‘Uber verziekt taximarkt Amsterdam’
Taxibedrijf Uber verziekt de Amsterdamse taximarkt. Dat stelt vakbond FNV, die de Amsterdamse wethouder van Verkeer en Vervoer Sharon Dijksma oproept de taximarkt in de hoofdstad weer „eerlijk en gezond” te maken. Daarbij wil de bond vooral een eerlijk inkomen en rechtsbescherming voor alle taxichauffeurs.
Dijksma ontvangt volgende week een witboek over Uber. Daarin komt volgens FNV onder meer naar voren dat Uber-chauffeurs zelfs met werkweken van vijftig uur nauwelijks het minimumloon halen. Ze verdienen gemiddeld 260 euro bruto minder dan de collega’s, waarbij nog geen rekening is gehouden met de kosten voor een arbeidsongeschiktheidsverzekering en pensioen.
Volgens berekeningen van FNV loopt de staatskas jaarlijks 20 miljoen tot 40 miljoen euro mis aan belastinginkomsten en sociale premies door de werkwijze van Uber. De bond hoopt met het witboek de Amsterdamse wethouder voldoende munitie te geven om de regelgeving in de taxibranche bij de landelijke politiek aan de kaak te stellen.

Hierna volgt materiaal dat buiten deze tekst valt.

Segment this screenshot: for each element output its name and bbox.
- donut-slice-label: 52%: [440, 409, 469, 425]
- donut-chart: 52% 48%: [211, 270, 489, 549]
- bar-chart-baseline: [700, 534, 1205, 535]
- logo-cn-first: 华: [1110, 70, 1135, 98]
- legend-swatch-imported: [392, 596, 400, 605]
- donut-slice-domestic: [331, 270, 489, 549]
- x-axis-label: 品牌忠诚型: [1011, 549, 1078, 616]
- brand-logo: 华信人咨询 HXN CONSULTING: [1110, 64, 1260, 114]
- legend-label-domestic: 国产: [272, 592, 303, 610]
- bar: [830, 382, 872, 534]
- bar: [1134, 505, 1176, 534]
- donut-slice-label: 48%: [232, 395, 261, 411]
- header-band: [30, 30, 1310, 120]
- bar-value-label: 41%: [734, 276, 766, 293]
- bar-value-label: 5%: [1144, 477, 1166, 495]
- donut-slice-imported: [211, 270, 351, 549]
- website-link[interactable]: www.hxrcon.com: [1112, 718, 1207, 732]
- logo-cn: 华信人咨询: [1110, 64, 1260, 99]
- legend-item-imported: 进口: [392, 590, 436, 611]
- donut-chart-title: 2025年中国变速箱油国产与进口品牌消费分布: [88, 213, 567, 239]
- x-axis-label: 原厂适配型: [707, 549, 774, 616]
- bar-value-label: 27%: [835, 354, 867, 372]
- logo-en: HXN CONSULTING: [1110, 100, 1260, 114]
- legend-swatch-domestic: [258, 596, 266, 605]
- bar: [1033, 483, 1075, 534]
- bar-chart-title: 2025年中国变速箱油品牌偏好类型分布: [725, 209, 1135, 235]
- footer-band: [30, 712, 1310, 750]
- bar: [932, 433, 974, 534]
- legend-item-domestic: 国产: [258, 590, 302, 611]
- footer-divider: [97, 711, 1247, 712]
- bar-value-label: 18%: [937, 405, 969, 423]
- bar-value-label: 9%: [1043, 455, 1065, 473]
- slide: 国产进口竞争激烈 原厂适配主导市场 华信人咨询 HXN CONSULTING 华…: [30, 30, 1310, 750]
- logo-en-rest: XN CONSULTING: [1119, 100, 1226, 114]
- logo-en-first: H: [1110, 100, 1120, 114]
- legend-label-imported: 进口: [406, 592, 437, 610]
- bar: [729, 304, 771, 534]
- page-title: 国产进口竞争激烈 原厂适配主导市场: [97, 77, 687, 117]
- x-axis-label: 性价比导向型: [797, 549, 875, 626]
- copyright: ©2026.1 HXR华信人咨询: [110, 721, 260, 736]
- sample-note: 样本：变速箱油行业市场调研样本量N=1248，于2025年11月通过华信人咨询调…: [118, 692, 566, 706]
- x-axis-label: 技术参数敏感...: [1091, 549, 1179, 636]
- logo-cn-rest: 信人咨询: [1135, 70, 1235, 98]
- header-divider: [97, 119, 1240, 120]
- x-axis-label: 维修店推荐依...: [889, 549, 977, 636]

Gemeenten mogen aanvullende regels stellen, maar alleen voor de opstapmarkt en niet voor de bestelmarkt waarin Uber actief is. Amsterdam heeft wel een convenant met Uber gesloten, maar de bond ziet geen enkele verbetering sinds het ondertekenen daarvan.
FNV dringt er al langer bij het ministerie van Verkeer en Waterstaat op aan om een gelijk speelveld te creëren. Nu zijn er grote verschillen in regels voor de straattaxi’s en de bestel- appmarkt waar Uber, met name in de grote steden, volgens de bond de overheersende partij is.
Wethouder Dijksma laat in een reactie weten dat de zorgen van de FNV precies haar zorgen zijn. „Om die reden werken we momenteel aan nieuw gemeentelijk taxibeleid voor de gehele taximarkt. Daarnaast heb ik vorig jaar bovenwettelijk een set afspraken met Uber gemaakt, waar een onafhankelijk wetenschappelijk onderzoek naar onder meer het verdienmodel onderdeel van is.” De wethouder zegt de onderzoeksresultaten en het witboek van de FNV mee te nemen in de verdere gesprekken met het bedrijf. „Tegelijk zijn we bij het creëren van een gelijke markt voor een belangrijk deel afhankelijk van regelgeving van het Rijk. Het is daarom belangrijk dat deze problematiek ook in Den Haag wordt opgepakt.”